Yayoi made critical, creative breakthroughs in her work that other artists had copied and made part of their own shows. They’d be taken up by the art establishment and collectors while Yayoi was ignored. In the latter part of the decade, Kusama staged “Happenings” that were performance art pieces that became popular during the beat and hippie movements which involved sexual acts and nudity. The happenings were used sometimes for collective creative expression and other times for political protest. By 1972 Kusama would be listed in the book American Who’s Who. The same book in which in which she found Georgia O’Keefe’s contact details that began their mutual correspondence.

In 1973 Kusama’s health began to deteriorate. She was in Japan for a brief visit and checked herself into a hospital when she had an episode of anxiety and hallucinations. Her condition worsened, so she decided to stay in Japan. She checked herself back into the hospital in 1975 due to her flickering vision and hallucinations. By 1977 she would commit herself permanently to the hospital in Shinjuku. Right around the corner from her studio. She would leave the hospital only to work in her studio. Since her hospitalization, Kusama continued to produce art. According to Kusama, if it weren’t for art, she would have killed herself a long time ago (8).

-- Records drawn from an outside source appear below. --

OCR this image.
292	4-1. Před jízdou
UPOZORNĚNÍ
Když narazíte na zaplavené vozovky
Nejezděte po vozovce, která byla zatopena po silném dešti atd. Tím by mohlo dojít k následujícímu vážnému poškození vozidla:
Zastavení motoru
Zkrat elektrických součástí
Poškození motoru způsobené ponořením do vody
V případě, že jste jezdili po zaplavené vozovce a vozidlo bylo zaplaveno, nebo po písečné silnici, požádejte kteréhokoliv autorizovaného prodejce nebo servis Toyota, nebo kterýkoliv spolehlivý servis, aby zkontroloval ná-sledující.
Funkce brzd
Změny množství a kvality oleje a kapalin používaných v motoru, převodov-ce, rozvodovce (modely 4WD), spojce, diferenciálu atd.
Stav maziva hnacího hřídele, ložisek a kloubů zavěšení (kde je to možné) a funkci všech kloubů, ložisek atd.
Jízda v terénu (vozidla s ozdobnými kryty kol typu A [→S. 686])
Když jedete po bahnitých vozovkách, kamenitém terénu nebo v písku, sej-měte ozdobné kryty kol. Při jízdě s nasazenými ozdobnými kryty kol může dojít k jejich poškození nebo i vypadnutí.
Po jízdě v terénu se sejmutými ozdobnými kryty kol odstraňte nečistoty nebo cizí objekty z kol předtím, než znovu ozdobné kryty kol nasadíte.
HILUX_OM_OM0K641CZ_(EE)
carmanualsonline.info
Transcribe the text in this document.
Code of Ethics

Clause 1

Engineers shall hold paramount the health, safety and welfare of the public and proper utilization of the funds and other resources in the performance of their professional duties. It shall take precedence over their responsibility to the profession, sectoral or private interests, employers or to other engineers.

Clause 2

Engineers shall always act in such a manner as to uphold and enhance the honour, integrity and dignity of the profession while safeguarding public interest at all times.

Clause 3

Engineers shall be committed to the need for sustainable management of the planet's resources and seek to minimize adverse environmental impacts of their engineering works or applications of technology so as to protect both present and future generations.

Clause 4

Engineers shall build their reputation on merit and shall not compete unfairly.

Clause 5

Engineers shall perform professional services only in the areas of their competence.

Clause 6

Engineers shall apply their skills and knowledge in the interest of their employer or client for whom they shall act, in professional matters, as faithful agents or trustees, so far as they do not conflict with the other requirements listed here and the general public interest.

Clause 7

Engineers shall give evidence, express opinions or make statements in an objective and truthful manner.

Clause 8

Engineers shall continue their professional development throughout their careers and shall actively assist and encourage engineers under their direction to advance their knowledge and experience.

In 1993 for the 45th Venice Biennale, she was officially invited to represent Japan. It was the first solo exhibition by a single artist at the Japanese Pavilion. Yayoi’s previous appearance at the Biennale was in 1966, uninvited. She is now exhibited in galleries worldwide and has had significant retrospectives including one at the MOMA in New York. There are long lines and wait-lists to see her infinity mirrored rooms at many galleries including the Broad in Los Angeles. A large of a portion of her works now reside in her hometown in the Matsumoto City Museum of Art.

Reference

1. Frank, Priscilla (9 February 2017). “Japanese Artist Yayoi Kusama Is About To Make 2017 Infinitely Better”. Huffington Post. Retrieved 11 March 2017.

2. Kusama, Yayoi. Infinity Net: The Autobiography of Yayoi Kusama. Tate Publishing, 2013. p.10.

3. Ibid. p. 15.

4. Ibid. p. 23.

5. Lenz, Heather, director. Kusama: Infinity. Magnolia Pictures, 2019.

6. Ibid.

7. Ibid.

8. Kusama, Yayoi. Infinity Net: The Autobiography of Yayoi Kusama. Tate Publishing, 2013. p.226.